While high school isn't the exact stereotype that TV shows make it out to be, there are many truths to those shows. One of the largest truths is the inevitable tier system that develops, which causes kids to rank one another and treat others based on those ranks. This was the biggest issue I had with high school. I lived in the same town my entire life, which meant that I went to school with the same kids my entire life. As a young kindergartener, I was very shy and timid, however I was also smart. This led me to being placed in certain gifted classes, but I was never social, and I refused to ever raise my hand to answer a question.
As the years went on I started to come out of my shell. I found friends that I enjoyed being around, and I learned that raising your hand isn't as scary as I had thought. But this didn't change how people saw me. Although I had grown, when I got to high school I was still a smart girl that few people actually knew since I had never talked to them when I was younger. I was stuck. I felt that I had grown out of the person that I was eight years prior, but no one treated me any differently, no matter how hard I tried to show that I wasn't that shy little kindergartener anymore. This led me to be in the unpopular crowd.
Then we graduated. We moved on to college, where we would all go our separate ways and no one would know who we were anymore. I was thrilled to finally get a chance to start over, and be who I wanted to be. But college wasn't all I had hoped it would be.
When I first arrived at freshman orientation I felt free. I talked to everyone, and everyone talked to me. We were all equal, the ranks had dissolved. But then Greek Life took over.

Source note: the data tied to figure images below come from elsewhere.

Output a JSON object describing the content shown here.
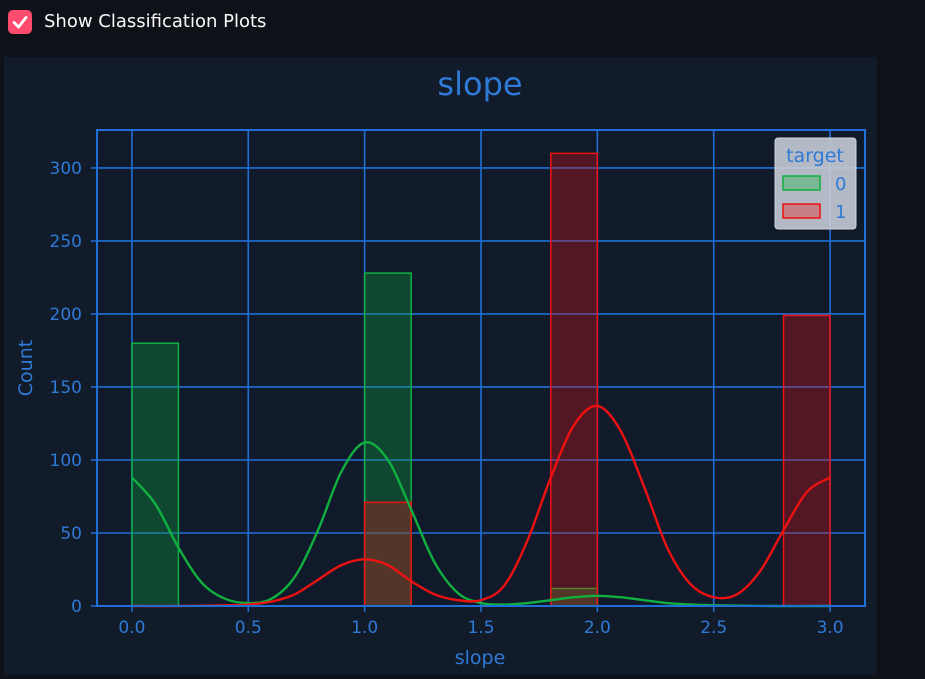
{
  "control": {
    "checkbox_label": "Show Classification Plots",
    "checked": true,
    "accent_color": "#ff4b6e"
  },
  "colors": {
    "page_bg": "#0e1117",
    "panel_bg": "#111b2a",
    "axes_bg": "#111a2b",
    "grid": "#1f6fd6",
    "text": "#2e7ad6",
    "series_0": "#10b040",
    "series_1": "#ee1111"
  },
  "chart_data": {
    "type": "bar",
    "title": "slope",
    "xlabel": "slope",
    "ylabel": "Count",
    "xlim": [
      -0.15,
      3.15
    ],
    "ylim": [
      0,
      326
    ],
    "xticks": [
      "0.0",
      "0.5",
      "1.0",
      "1.5",
      "2.0",
      "2.5",
      "3.0"
    ],
    "yticks": [
      "0",
      "50",
      "100",
      "150",
      "200",
      "250",
      "300"
    ],
    "grid": true,
    "bin_width": 0.2,
    "categories": [
      0,
      1,
      2,
      3
    ],
    "legend": {
      "title": "target",
      "placement": "top-right",
      "entries": [
        "0",
        "1"
      ]
    },
    "series": [
      {
        "name": "0",
        "values": [
          180,
          228,
          12,
          0
        ],
        "kde": [
          [
            0.0,
            88
          ],
          [
            0.1,
            70
          ],
          [
            0.2,
            40
          ],
          [
            0.3,
            16
          ],
          [
            0.4,
            5
          ],
          [
            0.5,
            2
          ],
          [
            0.6,
            5
          ],
          [
            0.7,
            20
          ],
          [
            0.8,
            52
          ],
          [
            0.9,
            92
          ],
          [
            1.0,
            112
          ],
          [
            1.1,
            100
          ],
          [
            1.2,
            66
          ],
          [
            1.3,
            30
          ],
          [
            1.4,
            9
          ],
          [
            1.5,
            2
          ],
          [
            1.6,
            1
          ],
          [
            1.7,
            2
          ],
          [
            1.8,
            4
          ],
          [
            1.9,
            6
          ],
          [
            2.0,
            7
          ],
          [
            2.1,
            6
          ],
          [
            2.2,
            4
          ],
          [
            2.3,
            2
          ],
          [
            2.4,
            1
          ],
          [
            2.5,
            0.5
          ],
          [
            2.75,
            0
          ],
          [
            3.0,
            0
          ]
        ]
      },
      {
        "name": "1",
        "values": [
          0,
          71,
          310,
          199
        ],
        "kde": [
          [
            0.0,
            0
          ],
          [
            0.2,
            0
          ],
          [
            0.4,
            0.5
          ],
          [
            0.5,
            1
          ],
          [
            0.6,
            3
          ],
          [
            0.7,
            8
          ],
          [
            0.8,
            18
          ],
          [
            0.9,
            28
          ],
          [
            1.0,
            32
          ],
          [
            1.1,
            28
          ],
          [
            1.2,
            17
          ],
          [
            1.3,
            8
          ],
          [
            1.4,
            4
          ],
          [
            1.5,
            4
          ],
          [
            1.6,
            14
          ],
          [
            1.7,
            45
          ],
          [
            1.8,
            88
          ],
          [
            1.9,
            124
          ],
          [
            2.0,
            137
          ],
          [
            2.1,
            120
          ],
          [
            2.2,
            82
          ],
          [
            2.3,
            40
          ],
          [
            2.4,
            15
          ],
          [
            2.5,
            6
          ],
          [
            2.6,
            8
          ],
          [
            2.7,
            24
          ],
          [
            2.8,
            52
          ],
          [
            2.9,
            78
          ],
          [
            3.0,
            88
          ]
        ]
      }
    ]
  }
}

Before I continue, I would like to say that I am not trying to degrade Greek Life. I am a part of it, and love my sorority and my sisters so much. But, like much else, Greek Life is not a perfect system.

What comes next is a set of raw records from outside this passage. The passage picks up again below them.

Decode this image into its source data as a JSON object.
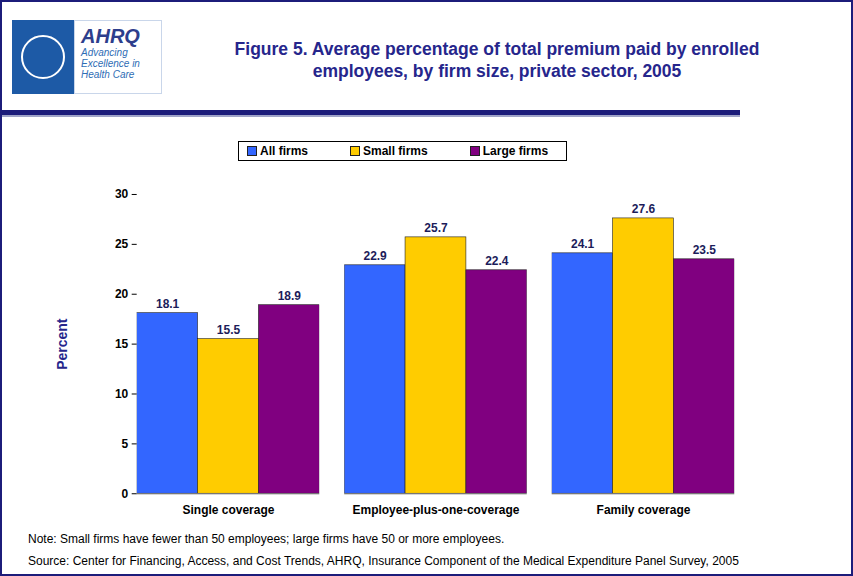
{
  "chart_data": {
    "type": "bar",
    "title": "Figure 5. Average percentage of total premium paid by enrolled employees, by firm size, private sector, 2005",
    "logo_text": [
      "AHRQ",
      "Advancing",
      "Excellence in",
      "Health Care"
    ],
    "y_label": "Percent",
    "categories": [
      "Single coverage",
      "Employee-plus-one-coverage",
      "Family coverage"
    ],
    "series": [
      {
        "name": "All firms",
        "color": "#3366ff",
        "values": [
          18.1,
          22.9,
          24.1
        ]
      },
      {
        "name": "Small firms",
        "color": "#ffcc00",
        "values": [
          15.5,
          25.7,
          27.6
        ]
      },
      {
        "name": "Large firms",
        "color": "#800080",
        "values": [
          18.9,
          22.4,
          23.5
        ]
      }
    ],
    "ylim": [
      0,
      30
    ],
    "yticks": [
      0,
      5,
      10,
      15,
      20,
      25,
      30
    ],
    "grid": false,
    "legend": "top",
    "data_labels": true,
    "annotations": [
      "Note: Small firms have fewer than 50 employees; large firms have 50 or more employees.",
      "Source: Center for Financing, Access, and Cost Trends, AHRQ, Insurance Component of the Medical Expenditure Panel Survey, 2005"
    ]
  }
}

Through my rush process, it was clear that there were tiers of sororities, those that were much more popular than others. I ended up in a "low tier" sorority. I then discovered that it was the same with fraternities. They were ranked based on how attractive people thought they were, and which sororities they partied with. I discovered that even in college, the rank system is inevitable. But why?
Why do people feel the need to stereotype one another into groups and rank them? Why do people limit themselves to socializing only with others of their own rank? College is a time meant for growth and development. This would be improved so much more if everyone talked to everyone, regardless of this imaginary rank. I came to college to escape high school, not repeat it. So I won't let these ranks define me.